February natural gas futures on Tuesday dipped into the mid-$4.50s but rebounded to close the regular session at $4.669, up 1.9 cents from Monday’s finish. Traders, some of whom had been expecting a correction to Monday’s monster 24.5-cent gain, took Tuesday’s strength as a sign that the bulls are a little more firmly in control.
The prompt-month contract reached a low of $4.557 during Tuesday’s session, but frigid near-term and full-month forecasts proved to be enough to buoy prices. In addition to the National Weather Service, which continues to forecast widespread below-normal temperatures in its six- to 10-day and eight- to 14-day forecasts, AccuWeather.com chief long range forecaster Joe Bastardi said Tuesday he sees the frigid trend extending coast-to-coast through mid- to late January. Following record-cold December temperatures, Bastardi said this could be the coldest January for the nation since 1985 (see related story).
“The calendar says it is January, so everyone is aware that temperatures rule the roost this time of year,” said a New York broker. “Traders are watching these forecasts and are calculating what prolonged stretches of cold can do to the current storage situation. Yes, we have a lot of gas still on hand, but a long stretch of cold can really deplete supplies. It is important to remember that forecasts are one thing and reality is another. If the cold does settle in as expected, higher prices will certainly be warranted.”
Market technicians aren’t always easily impressed, but Monday’s 24.5-cent gain by the February contract to $4.650 had some thinking a major low may be in place if the market can just add about another 20 cents. “[We] see $4.832-4.877…(in the February contract) as the next big challenge for the bulls,” said Brian LaRose, an analyst with United-ICAP. If the market can “decisively clear this hurdle, we would have confirmation $2.409 was a major low and that a major advance is under way.
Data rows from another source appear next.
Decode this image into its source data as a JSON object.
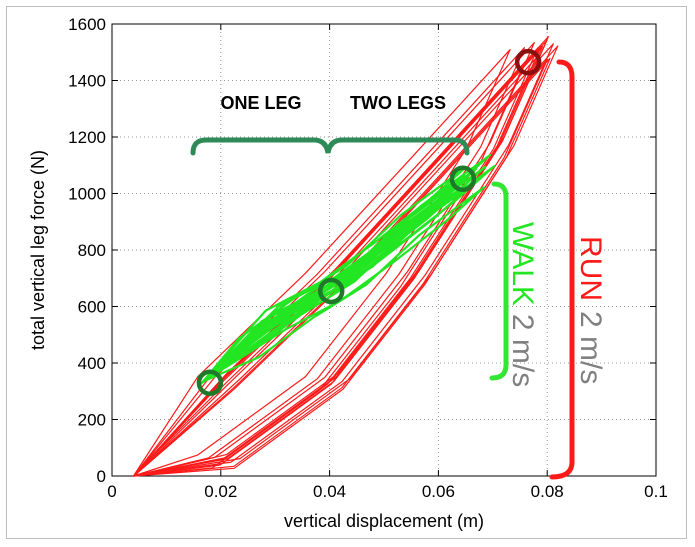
{
  "chart_data": {
    "type": "line",
    "xlabel": "vertical displacement (m)",
    "ylabel": "total vertical leg force (N)",
    "xlim": [
      0,
      0.1
    ],
    "ylim": [
      0,
      1600
    ],
    "x_ticks": [
      "0",
      "0.02",
      "0.04",
      "0.06",
      "0.08",
      "0.1"
    ],
    "y_ticks": [
      "0",
      "200",
      "400",
      "600",
      "800",
      "1000",
      "1200",
      "1400",
      "1600"
    ],
    "grid": true,
    "series": [
      {
        "name": "RUN 2 m/s",
        "color": "#ff1a1a",
        "loops": 14,
        "loading_path": [
          [
            0.004,
            0
          ],
          [
            0.02,
            330
          ],
          [
            0.04,
            700
          ],
          [
            0.06,
            1120
          ],
          [
            0.078,
            1500
          ]
        ],
        "unloading_path": [
          [
            0.083,
            1500
          ],
          [
            0.07,
            1150
          ],
          [
            0.055,
            700
          ],
          [
            0.04,
            330
          ],
          [
            0.02,
            50
          ],
          [
            0.004,
            0
          ]
        ]
      },
      {
        "name": "WALK 2 m/s",
        "color": "#22e622",
        "loops": 10,
        "loading_path": [
          [
            0.017,
            340
          ],
          [
            0.03,
            560
          ],
          [
            0.04,
            660
          ],
          [
            0.05,
            800
          ],
          [
            0.06,
            950
          ],
          [
            0.067,
            1070
          ]
        ],
        "unloading_path": [
          [
            0.067,
            1070
          ],
          [
            0.055,
            900
          ],
          [
            0.045,
            720
          ],
          [
            0.035,
            600
          ],
          [
            0.025,
            460
          ],
          [
            0.017,
            340
          ]
        ]
      }
    ],
    "markers": [
      {
        "x": 0.018,
        "y": 330,
        "color": "#1e7a2a"
      },
      {
        "x": 0.0403,
        "y": 655,
        "color": "#1e7a2a"
      },
      {
        "x": 0.0645,
        "y": 1052,
        "color": "#1e7a2a"
      },
      {
        "x": 0.0765,
        "y": 1465,
        "color": "#8b0f0f"
      }
    ],
    "annotations": {
      "one_leg": "ONE LEG",
      "two_legs": "TWO LEGS",
      "walk_word": "WALK",
      "walk_speed": "2 m/s",
      "run_word": "RUN",
      "run_speed": "2 m/s"
    },
    "colors": {
      "run": "#ff1a1a",
      "walk": "#22e622",
      "brace_dark_green": "#2e8b57",
      "speed_gray": "#808080",
      "marker_green": "#1e7a2a",
      "marker_red": "#8b0f0f"
    }
  }
}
Fail to get above $4.832-4.877 from here and the bullish case would be in jeopardy once again.”
Over the weekend, weather forecasters and their models predicted an arctic juggernaut to hit the U.S. in the six- to 10 and 11- to 15-day periods, and perhaps natural gas traders on IntercontinentalExchange (ICE) were clairvoyant in their trading leading up to New Year’s Day. Maybe they just had good weather forecasters or perhaps good luck. Nonetheless, figures from the Commodity Futures Trading Commission show that for the week ended Dec. 28, ICE traders substantially increased their holdings of long natural gas futures and options.
In its Commitments of Traders Report long futures and options held by managed money at ICE (2,500 MMBtu per contract) increased by a whopping 52,579 to 301,516 contracts and shorts rose 11,962 to 49,786. At the New York Mercantile Exchange long futures and options (10,000 MMBtu per contract) rose by a minuscule 946 to 141,099 and shorts fell 2,614 to 237,218. When adjusted for contract size, long positions at both exchanges rose by 14,091 and short holdings increased by 376. For the five trading days ended Dec. 28 February futures rose 20.4 cents to $4.288.